The scenario unfolding in the Nordics right now, led by Sweden, where the tipping point looms, is not causing great consternation to most Nordic publishers (printers on the other hand have every reason to be worried) because Nordic publishers mostly understand that subscription not only reaches new audiences both at home and abroad, but breathes life into the backlist. And ultimately publishers sell more books. Just, not in print.
Svensk Bokhandel and Boktugg reported this week on the latest numbers from the Swedish Bookstore Association and the Swedish Publishers Association, which when adapted to compare to regular print and ebook sales shows that some 48% if the Swedish book market is now digital subscription.
Bricks & mortar store book sales fell by 5.% volume and 4.4% revenue in 2019, and perhaps surprisingly online sales of print were hit hardest, down 8.7% by volume and down 5.5% by value.
For the physical bookstore, Christmas shopping is still very important. Sales in December were more than twice as high as all other months.
That said, it wasn’t all good news for subscription, as the small matter of gross revenue reared its ugly head. Because while subscription accounted for 48% of books sold by volume last year, it brought in only 21% of 2019’s book revenue.
But is that such a bad thing? As I explored in this post marking Storytel’s partnership with Bookwire for Brazilian ebooks, subscription mathematics is not the same as regular bookselling mathematics.

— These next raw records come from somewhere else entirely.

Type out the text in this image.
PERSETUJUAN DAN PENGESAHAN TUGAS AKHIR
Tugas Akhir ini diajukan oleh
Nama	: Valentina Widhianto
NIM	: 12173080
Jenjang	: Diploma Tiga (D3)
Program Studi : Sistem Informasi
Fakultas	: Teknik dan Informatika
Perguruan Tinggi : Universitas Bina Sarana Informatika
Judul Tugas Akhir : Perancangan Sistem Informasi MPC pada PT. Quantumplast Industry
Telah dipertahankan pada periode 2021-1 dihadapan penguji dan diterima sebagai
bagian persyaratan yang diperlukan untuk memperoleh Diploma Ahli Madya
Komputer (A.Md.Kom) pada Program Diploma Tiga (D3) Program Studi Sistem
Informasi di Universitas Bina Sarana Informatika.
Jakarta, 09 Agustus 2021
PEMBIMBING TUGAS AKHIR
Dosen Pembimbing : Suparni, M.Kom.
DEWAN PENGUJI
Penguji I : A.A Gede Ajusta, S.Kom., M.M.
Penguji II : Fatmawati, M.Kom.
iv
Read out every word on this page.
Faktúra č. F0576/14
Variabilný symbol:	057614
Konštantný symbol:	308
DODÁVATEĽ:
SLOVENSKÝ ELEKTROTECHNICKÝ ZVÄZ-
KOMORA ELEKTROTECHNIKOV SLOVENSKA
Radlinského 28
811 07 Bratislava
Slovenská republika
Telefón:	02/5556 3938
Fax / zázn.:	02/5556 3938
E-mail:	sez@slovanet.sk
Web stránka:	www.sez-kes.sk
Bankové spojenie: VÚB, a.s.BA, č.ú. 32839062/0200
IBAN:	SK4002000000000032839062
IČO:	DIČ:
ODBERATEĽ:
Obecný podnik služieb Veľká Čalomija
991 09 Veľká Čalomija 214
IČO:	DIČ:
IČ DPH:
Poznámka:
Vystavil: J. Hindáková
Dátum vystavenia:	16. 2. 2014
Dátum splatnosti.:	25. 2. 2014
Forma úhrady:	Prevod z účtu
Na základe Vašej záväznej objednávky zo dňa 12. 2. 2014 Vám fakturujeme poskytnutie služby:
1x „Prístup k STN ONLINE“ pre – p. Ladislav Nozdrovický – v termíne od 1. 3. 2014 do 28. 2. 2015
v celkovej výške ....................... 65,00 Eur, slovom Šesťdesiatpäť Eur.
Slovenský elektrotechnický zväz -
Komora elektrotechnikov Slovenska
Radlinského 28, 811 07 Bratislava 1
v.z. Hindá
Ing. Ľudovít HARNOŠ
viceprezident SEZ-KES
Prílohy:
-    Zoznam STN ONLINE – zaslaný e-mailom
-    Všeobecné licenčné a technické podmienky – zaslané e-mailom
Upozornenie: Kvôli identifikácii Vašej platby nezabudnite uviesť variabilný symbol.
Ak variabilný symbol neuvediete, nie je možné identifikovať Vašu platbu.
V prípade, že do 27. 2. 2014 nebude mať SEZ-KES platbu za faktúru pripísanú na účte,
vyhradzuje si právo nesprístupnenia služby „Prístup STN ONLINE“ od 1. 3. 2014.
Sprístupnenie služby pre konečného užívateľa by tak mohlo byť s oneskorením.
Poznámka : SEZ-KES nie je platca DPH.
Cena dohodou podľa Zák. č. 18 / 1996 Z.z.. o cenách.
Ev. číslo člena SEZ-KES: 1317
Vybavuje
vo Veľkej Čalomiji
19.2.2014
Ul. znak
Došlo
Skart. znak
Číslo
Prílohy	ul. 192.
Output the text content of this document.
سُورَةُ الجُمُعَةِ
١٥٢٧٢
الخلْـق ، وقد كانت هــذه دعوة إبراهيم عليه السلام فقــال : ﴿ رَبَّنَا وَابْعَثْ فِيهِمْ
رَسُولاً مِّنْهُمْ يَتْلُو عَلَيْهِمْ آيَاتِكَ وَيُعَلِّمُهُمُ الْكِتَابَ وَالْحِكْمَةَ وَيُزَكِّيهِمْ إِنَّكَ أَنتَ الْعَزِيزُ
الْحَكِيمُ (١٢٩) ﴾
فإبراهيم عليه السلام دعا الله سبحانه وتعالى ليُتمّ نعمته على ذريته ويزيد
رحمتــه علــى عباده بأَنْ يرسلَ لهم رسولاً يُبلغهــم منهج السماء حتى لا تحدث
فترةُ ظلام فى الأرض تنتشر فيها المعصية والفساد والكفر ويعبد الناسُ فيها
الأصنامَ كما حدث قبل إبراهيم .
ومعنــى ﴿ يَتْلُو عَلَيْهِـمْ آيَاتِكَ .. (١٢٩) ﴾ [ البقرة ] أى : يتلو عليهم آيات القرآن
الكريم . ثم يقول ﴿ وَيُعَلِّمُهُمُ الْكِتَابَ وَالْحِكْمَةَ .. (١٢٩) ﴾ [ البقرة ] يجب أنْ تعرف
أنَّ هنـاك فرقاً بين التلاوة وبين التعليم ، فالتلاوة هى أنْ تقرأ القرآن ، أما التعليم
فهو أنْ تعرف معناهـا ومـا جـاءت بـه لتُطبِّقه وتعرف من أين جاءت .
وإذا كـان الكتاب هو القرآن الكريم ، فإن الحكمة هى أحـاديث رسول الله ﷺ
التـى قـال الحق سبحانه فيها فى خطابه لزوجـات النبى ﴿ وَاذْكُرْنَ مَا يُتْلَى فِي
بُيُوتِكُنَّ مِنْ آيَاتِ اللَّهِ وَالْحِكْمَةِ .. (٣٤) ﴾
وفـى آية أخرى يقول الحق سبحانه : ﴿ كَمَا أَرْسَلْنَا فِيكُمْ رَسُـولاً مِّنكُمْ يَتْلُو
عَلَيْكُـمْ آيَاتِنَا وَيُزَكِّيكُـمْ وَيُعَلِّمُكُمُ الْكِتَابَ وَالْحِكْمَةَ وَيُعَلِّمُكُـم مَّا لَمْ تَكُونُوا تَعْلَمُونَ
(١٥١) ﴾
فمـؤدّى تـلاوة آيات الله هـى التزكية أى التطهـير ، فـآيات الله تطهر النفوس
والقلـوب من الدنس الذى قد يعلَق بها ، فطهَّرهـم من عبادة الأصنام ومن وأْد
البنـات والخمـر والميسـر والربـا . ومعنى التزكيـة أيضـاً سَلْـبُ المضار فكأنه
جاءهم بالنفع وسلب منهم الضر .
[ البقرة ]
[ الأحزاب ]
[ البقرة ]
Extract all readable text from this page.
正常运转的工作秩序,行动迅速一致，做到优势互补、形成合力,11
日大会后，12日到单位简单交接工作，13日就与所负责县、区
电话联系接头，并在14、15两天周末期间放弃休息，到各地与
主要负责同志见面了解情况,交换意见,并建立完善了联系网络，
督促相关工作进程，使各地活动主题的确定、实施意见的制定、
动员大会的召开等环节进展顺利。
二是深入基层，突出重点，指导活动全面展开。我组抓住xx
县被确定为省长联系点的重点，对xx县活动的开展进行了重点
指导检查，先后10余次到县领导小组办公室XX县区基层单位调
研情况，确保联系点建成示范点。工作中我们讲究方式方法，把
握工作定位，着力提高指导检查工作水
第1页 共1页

Subscription can substantially add to a publishers’ bottom line and their future success. But it needs a leap in thinking away from a revenue-focussed approach to an audience-focussed approach.
By way of simple example, a book published at $10 that sells 1,000 copies brings in $10,000 in revenue. Except it doesn’t, because once we’ve taken away the retailer fees, the warehousing and distribution costs, the print production costs, etc, not to mention the allowance for remaindered stock, there’s very little going to the publisher, and out of what’s left there’s author royalties to pay.
Subscription offers publishers less gross revenue, but, taking the sample values as above, here’s the thing:
If publishers get $2.50 per subscription download after the subscription service has taken its cut, but has no print-associated production and distribution costs and remaindered costs, it doesn’t need the same gross revenue to break even. And subscription can reach new audiences in new places, and in volumes that à la carte retail cannot hope to match.
No surprise therefore that Nordic publishers are mostly comfortable with the model, with many actually launching their own subscription services.